Queensland’s climate has shifted south, research shows

The Courier-Mail, August 07, 2008

TAKING a dip in the ocean at Redcliffe these days is like swimming at Maryborough in 1950, new research has revealed.

Scientists say global warming sceptics should dip their toes in the water off a Queensland beach if they want proof the phenomenon exists.

They claim climate zones have moved south by more than 200km in the past 60 years, so Brisbane’s climate has moved to Byron Bay to make way for a more balmy weather pattern.

Australian Institute of Marine Science researcher Janice Lough revealed the findings in a paper published by the American Geophysical Union.

She said she was in no doubt the changes were due to global warming caused by increased greenhouse gas emissions from human activity.

“Sea surface temperatures are significantly warming along the northwest and northeast coasts of Australia – regions containing well-protected and internationally significant tropical marine ecosystems,” she says in the research paper.

Dr Lough looked at sea surface temperatures recorded by ships and from satellite technology from 1950 to 2007.

She analysed results from measurements taken as far north as Thursday Island in the Torres Strait and south to Coffs Harbour.
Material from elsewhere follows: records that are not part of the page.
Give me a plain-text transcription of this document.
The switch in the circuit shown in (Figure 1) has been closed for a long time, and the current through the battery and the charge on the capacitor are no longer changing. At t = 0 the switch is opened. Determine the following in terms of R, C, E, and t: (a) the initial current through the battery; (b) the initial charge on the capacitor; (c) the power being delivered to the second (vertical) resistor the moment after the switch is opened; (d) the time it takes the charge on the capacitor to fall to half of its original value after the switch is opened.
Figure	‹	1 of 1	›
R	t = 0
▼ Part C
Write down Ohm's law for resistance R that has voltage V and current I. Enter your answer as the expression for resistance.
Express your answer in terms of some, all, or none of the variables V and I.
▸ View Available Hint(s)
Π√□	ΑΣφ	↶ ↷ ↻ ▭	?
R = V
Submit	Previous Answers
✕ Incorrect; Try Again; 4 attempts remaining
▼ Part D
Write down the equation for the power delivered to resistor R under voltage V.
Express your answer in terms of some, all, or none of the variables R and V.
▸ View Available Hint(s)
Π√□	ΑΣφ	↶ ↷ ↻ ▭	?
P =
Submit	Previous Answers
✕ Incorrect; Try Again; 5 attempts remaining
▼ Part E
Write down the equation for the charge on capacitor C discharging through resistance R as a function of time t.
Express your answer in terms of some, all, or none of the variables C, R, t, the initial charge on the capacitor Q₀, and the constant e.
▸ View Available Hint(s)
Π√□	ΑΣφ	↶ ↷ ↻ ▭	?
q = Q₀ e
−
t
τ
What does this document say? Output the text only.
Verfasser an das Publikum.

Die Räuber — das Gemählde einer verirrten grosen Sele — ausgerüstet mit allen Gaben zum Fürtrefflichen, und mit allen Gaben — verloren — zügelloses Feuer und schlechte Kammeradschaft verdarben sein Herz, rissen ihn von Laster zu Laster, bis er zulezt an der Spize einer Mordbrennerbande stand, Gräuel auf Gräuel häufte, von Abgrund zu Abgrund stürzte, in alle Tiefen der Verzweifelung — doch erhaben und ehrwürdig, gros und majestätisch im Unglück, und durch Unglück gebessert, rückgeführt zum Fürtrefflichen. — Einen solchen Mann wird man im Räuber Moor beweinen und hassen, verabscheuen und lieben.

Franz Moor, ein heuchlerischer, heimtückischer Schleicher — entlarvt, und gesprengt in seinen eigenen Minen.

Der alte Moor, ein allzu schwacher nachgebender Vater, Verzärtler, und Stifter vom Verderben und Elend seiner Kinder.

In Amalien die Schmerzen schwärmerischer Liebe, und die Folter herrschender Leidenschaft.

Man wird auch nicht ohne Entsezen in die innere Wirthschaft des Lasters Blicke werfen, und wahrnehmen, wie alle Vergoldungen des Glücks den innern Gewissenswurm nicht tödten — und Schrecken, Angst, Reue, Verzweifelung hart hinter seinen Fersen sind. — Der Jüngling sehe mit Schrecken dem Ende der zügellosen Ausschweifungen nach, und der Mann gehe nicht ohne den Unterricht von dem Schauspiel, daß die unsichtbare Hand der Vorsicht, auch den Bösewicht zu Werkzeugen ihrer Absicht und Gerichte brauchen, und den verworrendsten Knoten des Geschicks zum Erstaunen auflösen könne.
She also analysed temperatures off the northwest coast of Australia.

She found sea surface temperatures had been rising by as much as 0.12C per decade, which, with no further increases in greenhouse gas emissions, would make waters off southeast Queensland 2C warmer within the next 100 years.

“Average climate zones have also shifted more than 200km south along the northeast coast and about half that distance along the northwest coast,” her paper concludes.

She said yesterday that a lot of the climate change literature was about the future.

“This paper was to show that this is happening now – and has already happened,” she said..

“This is down to global warming, due to human activities.”

“A rise of 0.1C every 10 years might not seem like a lot, but in scientific terms it is significant.

“Over 50 or 100 years, you are completely changing the climate region.”

She said while she believed the Great Barrier Reef would always be there, her findings showed there would be more coral bleaching and further disruption to marine ecology.

Professor Peter Grace, research director at the Queensland University of Technology Institute for Sustainable Resources, said the research gave further impetus to the need to invest in tactics to adapt to climate change.